The M&C system monitors over 62,000 quantities like temperature/voltage/current/power measurements, clock offsets, network travel times, fan speeds, etc. Some of this data is relevant to science and made available to be used during data reduction (beamformer temperatures at the start of each observation, full-spectrum power from each tile every few seconds), but most of it is only useful for fault detection and diagnostics (server fan speeds, free disk space, etc).

Most of the telemetry data is collected and stored using an open-source packages ('Icinga2', ‘Graphite’ and stored in a ‘round robin’ style format, where measurements are saved at frequent intervals for some days or weeks, but automatically averaged to longer intervals for a longer period, and automatically discarded after some time. For example, server telemetry (motherboard temperatures, fan speeds) are saved at 5-minute intervals for 90 days, then this data is averaged to 1 hour and saved for 10 years, then discarded.
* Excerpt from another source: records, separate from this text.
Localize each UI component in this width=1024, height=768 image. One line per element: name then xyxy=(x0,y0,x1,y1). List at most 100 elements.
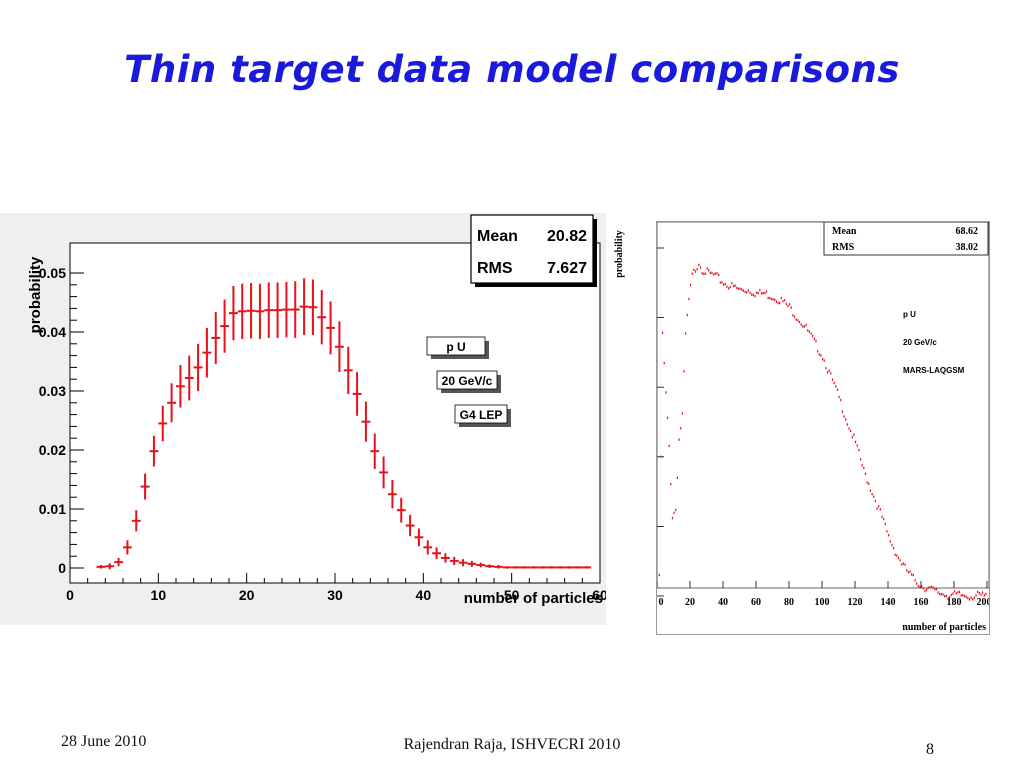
data-point xyxy=(123,540,132,555)
data-point xyxy=(714,272,716,275)
data-point xyxy=(676,476,678,480)
chart-mars-laqgsm-panel: 02040608010012014016018020000.0020.0040.… xyxy=(614,221,992,635)
y-tick-label: 0.01 xyxy=(39,501,66,517)
data-point xyxy=(734,284,736,287)
data-point xyxy=(932,586,934,589)
stat-mean-value: 20.82 xyxy=(547,228,587,245)
stats-box: Mean 68.62 RMS 38.02 xyxy=(823,221,989,256)
data-point xyxy=(886,530,888,533)
data-point xyxy=(520,566,530,569)
data-point xyxy=(760,292,763,295)
data-point xyxy=(775,300,777,303)
x-tick-label: 10 xyxy=(151,587,167,603)
x-tick-label: 20 xyxy=(685,597,695,608)
data-point xyxy=(701,272,703,275)
stat-mean-label: Mean xyxy=(477,228,518,245)
plot-frame xyxy=(656,221,990,589)
data-point xyxy=(724,282,726,286)
data-point xyxy=(273,282,282,338)
data-point xyxy=(797,319,799,322)
data-point xyxy=(723,283,725,286)
x-tick-label: 20 xyxy=(239,587,255,603)
data-point xyxy=(458,559,468,567)
data-point xyxy=(511,566,521,569)
data-point xyxy=(922,587,924,590)
data-point xyxy=(863,466,865,470)
data-point xyxy=(879,508,881,511)
data-point xyxy=(808,330,810,333)
data-point xyxy=(945,594,947,598)
data-point xyxy=(855,440,857,444)
x-axis-label: number of particles xyxy=(464,590,603,607)
x-tick-label: 50 xyxy=(504,587,520,603)
annotation-model: MARS-LAQGSM xyxy=(903,366,965,375)
data-point xyxy=(861,464,863,467)
data-point xyxy=(343,346,353,394)
y-axis-label: probability xyxy=(27,256,44,333)
data-point xyxy=(744,290,746,294)
data-point xyxy=(668,444,670,448)
data-point xyxy=(850,429,852,433)
data-point xyxy=(704,272,707,276)
data-point xyxy=(494,565,503,569)
data-point xyxy=(787,304,789,307)
data-point xyxy=(911,573,913,576)
data-point xyxy=(727,287,730,290)
data-point xyxy=(696,268,698,271)
y-tick-label: 0.03 xyxy=(39,383,66,399)
x-tick-label: 0 xyxy=(66,587,74,603)
footer-author: Rajendran Raja, ISHVECRI 2010 xyxy=(403,736,621,753)
data-point xyxy=(658,573,660,577)
data-point xyxy=(924,589,926,593)
data-point xyxy=(237,283,247,340)
data-point xyxy=(894,553,896,556)
data-point xyxy=(897,556,900,560)
data-point xyxy=(888,534,890,537)
data-point xyxy=(949,596,951,599)
data-point xyxy=(502,566,512,569)
stat-mean-label: Mean xyxy=(832,226,857,237)
annotation-particle: p U xyxy=(903,310,916,319)
data-point xyxy=(779,301,781,305)
data-point xyxy=(681,412,683,415)
data-point xyxy=(699,266,702,269)
data-point xyxy=(703,272,705,275)
annotation-model: G4 LEP xyxy=(454,404,511,427)
data-point xyxy=(812,334,814,338)
data-point xyxy=(673,511,675,514)
data-point xyxy=(942,593,944,596)
y-axis-label-holder: probability xyxy=(614,230,625,278)
data-point xyxy=(759,288,761,292)
data-point xyxy=(856,444,858,447)
data-point xyxy=(846,423,848,426)
data-point xyxy=(529,566,539,569)
y-tick-label: 0 xyxy=(58,560,66,576)
data-point xyxy=(878,504,880,508)
data-point xyxy=(388,480,397,509)
x-tick-label: 180 xyxy=(947,597,962,608)
chart-mars-laqgsm: 02040608010012014016018020000.0020.0040.… xyxy=(627,221,992,633)
data-point xyxy=(884,522,886,526)
data-point xyxy=(573,566,583,569)
footer-date: 28 June 2010 xyxy=(61,733,147,750)
data-point xyxy=(957,591,959,594)
data-point xyxy=(848,427,850,430)
annotation-particle: p U xyxy=(426,336,489,359)
x-tick-label: 100 xyxy=(815,597,830,608)
data-point xyxy=(423,540,433,555)
data-point xyxy=(944,595,946,598)
x-tick-label: 40 xyxy=(416,587,432,603)
data-point xyxy=(739,287,741,290)
data-point xyxy=(954,589,956,593)
x-tick-label: 160 xyxy=(914,597,929,608)
data-point xyxy=(795,318,797,321)
chart-g4-lep-panel: 0 10 20 30 40 50 60 0 0.01 0.02 0.03 0.04 0.05 Mean … xyxy=(0,213,608,625)
data-point xyxy=(963,594,966,598)
data-point xyxy=(980,593,982,596)
data-point xyxy=(883,517,885,521)
data-point xyxy=(665,391,667,394)
data-point xyxy=(972,598,974,601)
data-point xyxy=(822,357,824,361)
data-point xyxy=(414,528,424,547)
data-point xyxy=(810,332,812,335)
The data visualisation is done using Grafana, reading data directly from the Graphite database as well as PostgreSQL and other data sources. We have dozens of ‘dashboards’ of frequently used graph layouts. This is used for monitoring the health of the telescope.

Telemetry data that is relevant to the actual data analysis (or may at some future time be relevant) is stored indefinitely in PostgreSQL tables on a separate server (not in the main M&C database).



Real-time telescope health monitoring

We use the open-source system Icinga2 (similar to Nagios) to monitor the telescope health in real time, including both traditional server farm diagnostics (disk space, rack temperatures, which processes are running, query response times, etc, on dozens of servers) as well as custom diagnostics (autocorrelation power for each tile, software correlator status, etc). Icinga2 has flexible web dashboard panels summarising the health (OK, WARNING, CRITICAL, or UNREACHABLE) of all the telescope components in a hierarchical structure. It generates emailed alerts to the operations team when there are problems, and takes action itself for time-critical faults (for example, powering down entire server racks if the temperature is too high).



Web pages and web services

There are a number of human-readable web pages used for telescope diagnostics, as well as machine-readable web services used by remote clients to collect metadata about observations. Most of these are Django services (available from the M&C server on site, and also from another Django server in Amazon’s AWS cloud, using the local database mirror), but there are a few traditional CGI scripts as well as static HTML and image files updated automatically at regular intervals.